I'm sure everyone attacks this problem with algebra, but the exam is aimed at 11 years old, and my understanding is at that age, students use more elementary methods involving drawing figures. However, one student came up with the following method that nonetheless gives the correct answer:
- Originally $\frac{1}{4}$ of Alice's muffins are vanilla. Finally $\frac{2}{3}$ of her muffins are vanilla.
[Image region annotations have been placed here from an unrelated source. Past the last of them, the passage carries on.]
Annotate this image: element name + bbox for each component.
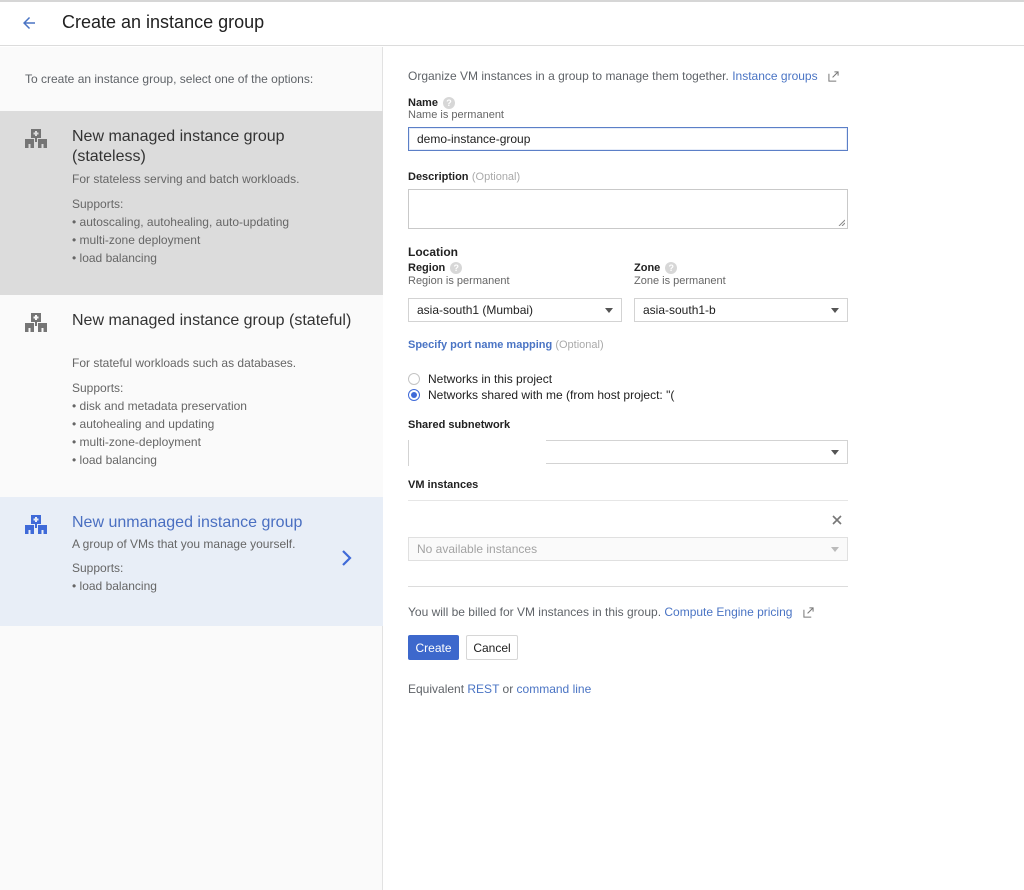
option-supports: Supports: • load balancing (72, 559, 157, 595)
caret-down-icon (605, 308, 613, 313)
supports-item: • load balancing (72, 251, 157, 265)
form-intro: Organize VM instances in a group to mana… (408, 69, 839, 83)
vm-instances-select[interactable]: No available instances (408, 537, 848, 561)
instance-groups-link[interactable]: Instance groups (732, 69, 817, 83)
region-select[interactable]: asia-south1 (Mumbai) (408, 298, 622, 322)
region-label: Region? (408, 260, 463, 274)
help-icon[interactable]: ? (665, 261, 678, 274)
radio-button[interactable] (408, 373, 420, 385)
option-description: A group of VMs that you manage yourself. (72, 537, 296, 551)
help-icon[interactable]: ? (442, 96, 455, 109)
supports-item: • disk and metadata preservation (72, 399, 247, 413)
redacted-area (408, 440, 546, 466)
radio-networks-project[interactable]: Networks in this project (408, 372, 552, 386)
close-icon[interactable] (832, 515, 842, 525)
divider (408, 500, 848, 501)
option-supports: Supports: • disk and metadata preservati… (72, 379, 247, 469)
top-bar: Create an instance group (0, 0, 1024, 46)
zone-label: Zone? (634, 260, 678, 274)
supports-item: • multi-zone-deployment (72, 435, 201, 449)
option-title: New unmanaged instance group (72, 514, 303, 531)
supports-label: Supports: (72, 561, 124, 575)
option-description: For stateful workloads such as databases… (72, 356, 297, 370)
supports-item: • load balancing (72, 579, 157, 593)
caret-down-icon (831, 547, 839, 552)
description-textarea[interactable] (408, 189, 848, 229)
option-description: For stateless serving and batch workload… (72, 172, 300, 186)
supports-label: Supports: (72, 197, 124, 211)
radio-button[interactable] (408, 389, 420, 401)
supports-item: • load balancing (72, 453, 157, 467)
option-title: New managed instance group (stateful) (72, 312, 352, 329)
billing-note: You will be billed for VM instances in t… (408, 605, 814, 619)
resize-handle-icon[interactable] (838, 219, 845, 226)
location-label: Location (408, 245, 458, 259)
caret-down-icon (831, 308, 839, 313)
radio-networks-shared[interactable]: Networks shared with me (from host proje… (408, 388, 676, 402)
shared-subnetwork-label: Shared subnetwork (408, 419, 511, 431)
divider (408, 586, 848, 587)
port-mapping-link[interactable]: Specify port name mapping (408, 339, 552, 351)
shared-subnetwork-select[interactable] (408, 440, 848, 466)
supports-item: • multi-zone deployment (72, 233, 201, 247)
supports-item: • autoscaling, autohealing, auto-updatin… (72, 215, 290, 229)
help-icon[interactable]: ? (450, 261, 463, 274)
description-label: Description (Optional) (408, 171, 521, 183)
option-supports: Supports: • autoscaling, autohealing, au… (72, 195, 289, 267)
create-button[interactable]: Create (408, 635, 459, 660)
option-managed-stateless[interactable]: New managed instance group (stateless) F… (0, 111, 383, 295)
cancel-button[interactable]: Cancel (466, 635, 518, 660)
supports-label: Supports: (72, 381, 124, 395)
pricing-link[interactable]: Compute Engine pricing (664, 605, 792, 619)
supports-item: • autohealing and updating (72, 417, 215, 431)
port-mapping: Specify port name mapping (Optional) (408, 339, 604, 351)
options-panel: To create an instance group, select one … (0, 47, 383, 890)
caret-down-icon (831, 450, 839, 455)
page-title: Create an instance group (62, 12, 265, 32)
name-label: Name? (408, 95, 455, 109)
name-hint: Name is permanent (408, 109, 504, 121)
instance-group-icon (25, 515, 47, 534)
zone-hint: Zone is permanent (634, 275, 726, 287)
instance-group-icon (25, 129, 47, 148)
options-intro: To create an instance group, select one … (25, 72, 314, 86)
region-hint: Region is permanent (408, 275, 510, 287)
chevron-right-icon (342, 550, 352, 566)
arrow-left-icon (23, 17, 35, 29)
zone-select[interactable]: asia-south1-b (634, 298, 848, 322)
command-line-link[interactable]: command line (517, 682, 592, 696)
external-link-icon (828, 71, 839, 82)
instance-group-icon (25, 313, 47, 332)
rest-link[interactable]: REST (467, 682, 499, 696)
external-link-icon (803, 607, 814, 618)
name-input[interactable]: demo-instance-group (408, 127, 848, 151)
option-unmanaged[interactable]: New unmanaged instance group A group of … (0, 497, 383, 626)
option-title: New managed instance group (stateless) (72, 128, 285, 165)
back-button[interactable] (17, 11, 41, 35)
equivalent-links: Equivalent REST or command line (408, 682, 592, 696)
vm-instances-label: VM instances (408, 479, 479, 491)
option-managed-stateful[interactable]: New managed instance group (stateful) Fo… (0, 295, 383, 497)
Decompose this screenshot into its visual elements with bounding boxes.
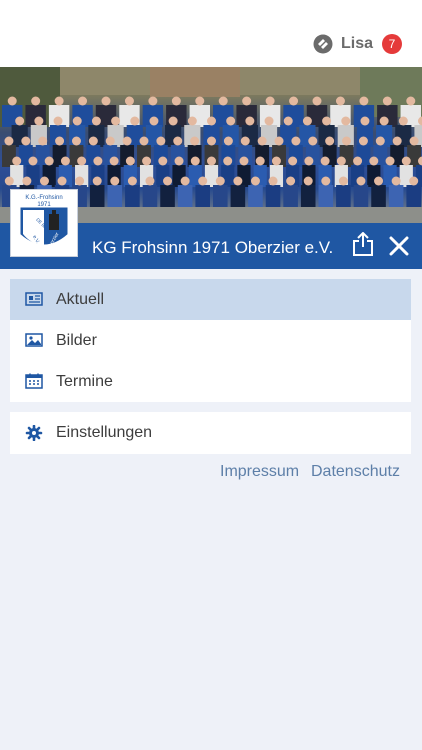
menu-item-label: Aktuell — [56, 290, 105, 308]
footer-links: Impressum Datenschutz — [0, 463, 422, 485]
app-logo-icon — [313, 34, 333, 54]
menu-item-termine[interactable]: Termine — [10, 361, 411, 402]
close-icon[interactable] — [389, 236, 409, 256]
main-menu: Aktuell Bilder Termine — [10, 279, 411, 402]
datenschutz-link[interactable]: Datenschutz — [311, 463, 400, 481]
menu-item-label: Termine — [56, 372, 113, 390]
menu-item-label: Bilder — [56, 331, 97, 349]
club-name: KG Frohsinn 1971 Oberzier e.V. — [92, 238, 334, 257]
logo-text-2: 1971 — [37, 202, 51, 208]
impressum-link[interactable]: Impressum — [220, 463, 299, 481]
menu-item-label: Einstellungen — [56, 424, 153, 441]
user-name: Lisa — [340, 35, 373, 52]
menu-item-einstellungen[interactable]: Einstellungen — [10, 412, 411, 454]
top-bar: Lisa 7 — [0, 0, 422, 67]
user-chip[interactable]: Lisa 7 — [313, 33, 402, 55]
calendar-icon — [25, 373, 43, 389]
newspaper-icon — [25, 292, 43, 306]
menu-item-aktuell[interactable]: Aktuell — [10, 279, 411, 320]
image-icon — [25, 333, 43, 347]
gear-icon — [25, 425, 43, 441]
settings-menu: Einstellungen — [10, 412, 411, 454]
share-icon[interactable] — [352, 232, 374, 256]
logo-text-1: K.G.-Frohsinn — [25, 195, 62, 201]
notification-badge: 7 — [382, 34, 402, 54]
club-logo: K.G.-Frohsinn 1971 DE BAACH Oberzier e.V… — [10, 189, 78, 257]
menu-item-bilder[interactable]: Bilder — [10, 320, 411, 361]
- The difference is $\frac{2}{3} - \frac{1}{4} = \frac{5}{12}$
- 60 muffins were added, so we divide 60 by 5 (the numerator above) and multiply by 4 (the denominator in Alice's original muffins) = 48
The reasoning looks clearly bogus to me, but the answer is correct. I'm trying to figure out why it is correct, and possibly its domain of validity. What I've figured out so far:
- The method appears to be robust to changing $\frac{3}{4} \rightarrow \frac{3}{5}$.
- It appears to be robust to changing $\frac{3}{4} \rightarrow \frac{3}{7}$.
- It appears to not be robust to changing $\frac{1}{3} \rightarrow \frac{2}{3}$
- It also appears to not be robust to simultaneously changing $\frac{1}{3} \rightarrow \frac{3}{5}$ and $\frac{3}{4} \rightarrow \frac{7}{10}$.
It seems like changing the second number breaks the method, but not the first number, which makes it seem like the method has partial validity. That's a surprise, since bogus methods ought to fail almost all the time. Why?